Sağlık bülteni tadındaki girizgahımızdan sonra sözü asıl konuya getirmenin vakti gelmiştir. Ülkemizde uzun süredir siyasetin nabzı normal seyrin çok üzerinde seyrediyor. Bu yüzden ülkemiz maalesef zaten yüksek tansiyona yakalanmış durumda. Fakat bu nabzın daha da yükselmesi kimi krizlerin ya da istenmeyen başkaca sonuçların doğmasına sebebiyet verebilir. Bu nedenle uzun süredir olası damar tıkanıklıklarının önüne geçebilmek adına memleketin bazı sosyal konularında operasyonel hamleler yapmak gereği doğuyor. Esasen en büyük potansiyel sıkıntılarımızdan biri olan sosyal barış ve sosyal adaletin sağlanması için muhalefetin, iktidardan çok daha büyük gayretler içerisinde olduğunu gözlemlemekteyiz.
Muhalefet; toplumun birbirine çok uzak olduğunu varsaydığımız kesimlerini bir araya getirip, ilerde tıkanma ya da pıhtı atma (attırılma) gibi sorunlarla karşılaşma potansiyeli taşıyan alanları olası risklerden koruma ödevini yerine getirmektedir. İktidarda olmadan böylesi bir misyonu üstlenmek üstelik iktidarın bütün bozucu hamlelerine karşı bu konuda ısrarcı olabilmek bir siyasi cenah için kolay iş değildir. Takdir edilesidir.
Nabzın yükselmesi elbette siyaseten birilerinin isteğidir. Bu örnekte iktidar partisi uzun yıllardır çeşitli ayrışma başlıklarında toplumun kamplara bölünmesinden istifade etmiştir. Referandum ısrarı toplumun herhangi bir başlıkta bölünmesinden lehine çıkan sonuçları derleme yeteneğinin bir sonucudur.
Nabzın çok az örnekte doğalında gerildiği ama genellikle suni şekilde birileri tarafından yükseltildiği ülkemizin siyaset arenası, aklı selimin ve mutedil bir havanın hakimiyetinin özlemini çekmektedir.
Özlem duyduğumuz sağlıklı günler için uzun süredir yapılan egzersizlerin faydasını göreceğimizi umuyoruz. Ülkemizi bir canlı nedenine benzettiğimiz bu fikir sunumunda elbette bazı virüslerin yan etkilerine maruz kalma ihtimali de vardır.

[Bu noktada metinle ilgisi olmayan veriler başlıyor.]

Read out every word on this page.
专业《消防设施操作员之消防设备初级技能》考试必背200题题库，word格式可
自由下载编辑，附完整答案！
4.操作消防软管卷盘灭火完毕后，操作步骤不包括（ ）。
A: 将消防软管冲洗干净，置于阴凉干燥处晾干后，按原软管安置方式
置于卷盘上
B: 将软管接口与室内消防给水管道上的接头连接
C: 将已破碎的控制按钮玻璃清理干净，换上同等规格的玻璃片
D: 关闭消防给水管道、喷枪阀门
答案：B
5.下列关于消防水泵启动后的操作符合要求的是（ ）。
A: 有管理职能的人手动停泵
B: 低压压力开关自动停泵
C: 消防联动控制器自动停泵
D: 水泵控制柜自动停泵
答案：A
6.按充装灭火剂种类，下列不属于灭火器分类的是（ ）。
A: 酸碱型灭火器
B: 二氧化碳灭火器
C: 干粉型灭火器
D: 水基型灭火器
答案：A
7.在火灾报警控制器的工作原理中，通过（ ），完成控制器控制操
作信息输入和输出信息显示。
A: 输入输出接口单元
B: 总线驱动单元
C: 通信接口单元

Bağışıklığı güçlü kılabilmek için kişisel ihtiraslardan, grup çıkarlarının cezbesinden ve küçük menfaatlerinden çekiminden sıyrılmamız gerekmektedir. Son dönemde karşımıza çıkan ve en fazla aksayan durum bu virüsün bazı anlarda bir histeri nöbeti yaşatmasıdır. Toplumun büyük bölümünün umut bağladığı bu sağlıklı atmosferin devamlılığını durduran kim olursa olsun kriz vesilesi olarak hasta kayıt dosyasına adını yazdıracaktır. Kanuni’nin çok sevdiğim şiirinin en önemli kısmı ise; olmaya devlet cihanda bir nefes sıhhat gibi diyor. Buna kulak asınız.